Hallo liebe Angelgemeinde...

Ich wollte mal nachfragen wie das eigentlich ist,ob man Aale im Setzkescher(engmaschig.) bis zur Heimreise solange hältern kann..?? Mir geht es nämlich darum,wenn ich einen längeren Ansitz auf Aal machen tue,ich sage mal so 2-3 Tage,wollte ich nicht das mir der Fisch verderben tut falls ich schon am ersten Tag was fangen sollte....Ich weiß ja das es böse enden kann wenn man einen Aal im Setzkescher hält.Deswegen dachte ich mir,das es vielleicht doch möglich ist wenn der Setzkescher zimlich engmaschig ist....

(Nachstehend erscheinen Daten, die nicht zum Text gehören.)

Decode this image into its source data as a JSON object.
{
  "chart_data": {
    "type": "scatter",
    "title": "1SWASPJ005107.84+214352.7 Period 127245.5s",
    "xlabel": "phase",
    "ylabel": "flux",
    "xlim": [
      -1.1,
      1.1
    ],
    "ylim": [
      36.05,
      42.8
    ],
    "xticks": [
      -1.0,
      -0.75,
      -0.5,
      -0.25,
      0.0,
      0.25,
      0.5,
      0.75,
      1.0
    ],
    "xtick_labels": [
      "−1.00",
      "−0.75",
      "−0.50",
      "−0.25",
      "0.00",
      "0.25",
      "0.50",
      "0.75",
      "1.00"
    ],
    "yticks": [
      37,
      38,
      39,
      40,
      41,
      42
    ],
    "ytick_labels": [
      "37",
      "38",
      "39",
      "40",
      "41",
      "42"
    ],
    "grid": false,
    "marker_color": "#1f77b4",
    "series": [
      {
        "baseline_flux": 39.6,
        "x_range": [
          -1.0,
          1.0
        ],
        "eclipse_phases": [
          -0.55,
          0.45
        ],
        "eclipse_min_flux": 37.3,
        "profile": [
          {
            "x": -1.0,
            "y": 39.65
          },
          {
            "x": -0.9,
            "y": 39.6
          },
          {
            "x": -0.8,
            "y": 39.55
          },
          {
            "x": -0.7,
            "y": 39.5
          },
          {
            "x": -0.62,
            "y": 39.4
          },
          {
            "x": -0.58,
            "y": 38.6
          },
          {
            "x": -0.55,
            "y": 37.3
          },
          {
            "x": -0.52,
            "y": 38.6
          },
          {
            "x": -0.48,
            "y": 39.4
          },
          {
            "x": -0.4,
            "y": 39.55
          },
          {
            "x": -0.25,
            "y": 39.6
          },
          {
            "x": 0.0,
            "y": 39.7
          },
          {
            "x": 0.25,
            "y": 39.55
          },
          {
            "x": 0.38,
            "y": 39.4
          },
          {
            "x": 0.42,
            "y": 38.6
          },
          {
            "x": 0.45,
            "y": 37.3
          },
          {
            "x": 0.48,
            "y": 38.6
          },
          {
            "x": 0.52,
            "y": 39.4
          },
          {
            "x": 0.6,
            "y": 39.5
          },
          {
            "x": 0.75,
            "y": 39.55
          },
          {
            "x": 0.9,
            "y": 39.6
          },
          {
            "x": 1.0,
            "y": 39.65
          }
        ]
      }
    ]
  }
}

Oder sollte ich doch lieber von der Idee ablassen....???|kopfkrat|kopfkrat#c


----------



## antonio (29. Juni 2012)

*AW: Aale im Setzkescher hältern möglich...???*

es ist beim aal so ähnlich wie bei ner maus,das kleinste loch kann ausreichend sein.
was meinst du mit "es kann böse enden" ?

antonio


----------



## Dorschgreifer (29. Juni 2012)

*AW: Aale im Setzkescher hältern möglich...???*



Bundy110 schrieb:


> Hallo liebe Angelgemeinde...
> 
> Ich wollte mal nachfragen wie das eigentlich ist,ob man Aale im Setzkescher(engmaschig.) bis zur Heimreise solange hältern kann..?? Mir geht es nämlich darum,wenn ich einen längeren Ansitz auf Aal machen tue,ich sage mal so 2-3 Tage,wollte ich nicht das mir der Fisch verderben tut falls ich schon am ersten Tag was fangen sollte....Ich weiß ja das es böse enden kann wenn man einen Aal im Setzkescher hält.Deswegen dachte ich mir,das es vielleicht doch möglich ist wenn der Setzkescher zimlich engmaschig ist....
> 
> Oder sollte ich doch lieber von der Idee ablassen....???|kopfkrat|kopfkrat#c


 

Als erstes würde ich die Regelung im Landesfischereigesetz bei Euch überprüfen. Wenn da nichts gegenteiliges drin steht..... sollte das funktionieren, wobei ich 2-3 Tage für Fischhälterung auf engem Raum als sehr lange empfinde...


----------



## vermesser (29. Juni 2012)

*AW: Aale im Setzkescher hältern möglich...???*

Klar, mach das ruhig, wenn Du ne Chance haben willst, den Aal mehrmals zu fangen :vik: !! Aale kommen durch jedes Loch, jede winzige Lücke, jede geschwächte, beschädigte Masche!!!


----------



## Bundy110 (29. Juni 2012)

*AW: Aale im Setzkescher hältern möglich...???*



antonio schrieb:


> es ist beim aal so ähnlich wie bei ner maus,das kleinste loch kann ausreichend sein.
> was meinst du mit "es kann böse enden" ?
> 
> antonio


 
Ich meine damit,das ein Aal verenden kann wenn er sich versuchen sollte durch die Maschen zu kommen...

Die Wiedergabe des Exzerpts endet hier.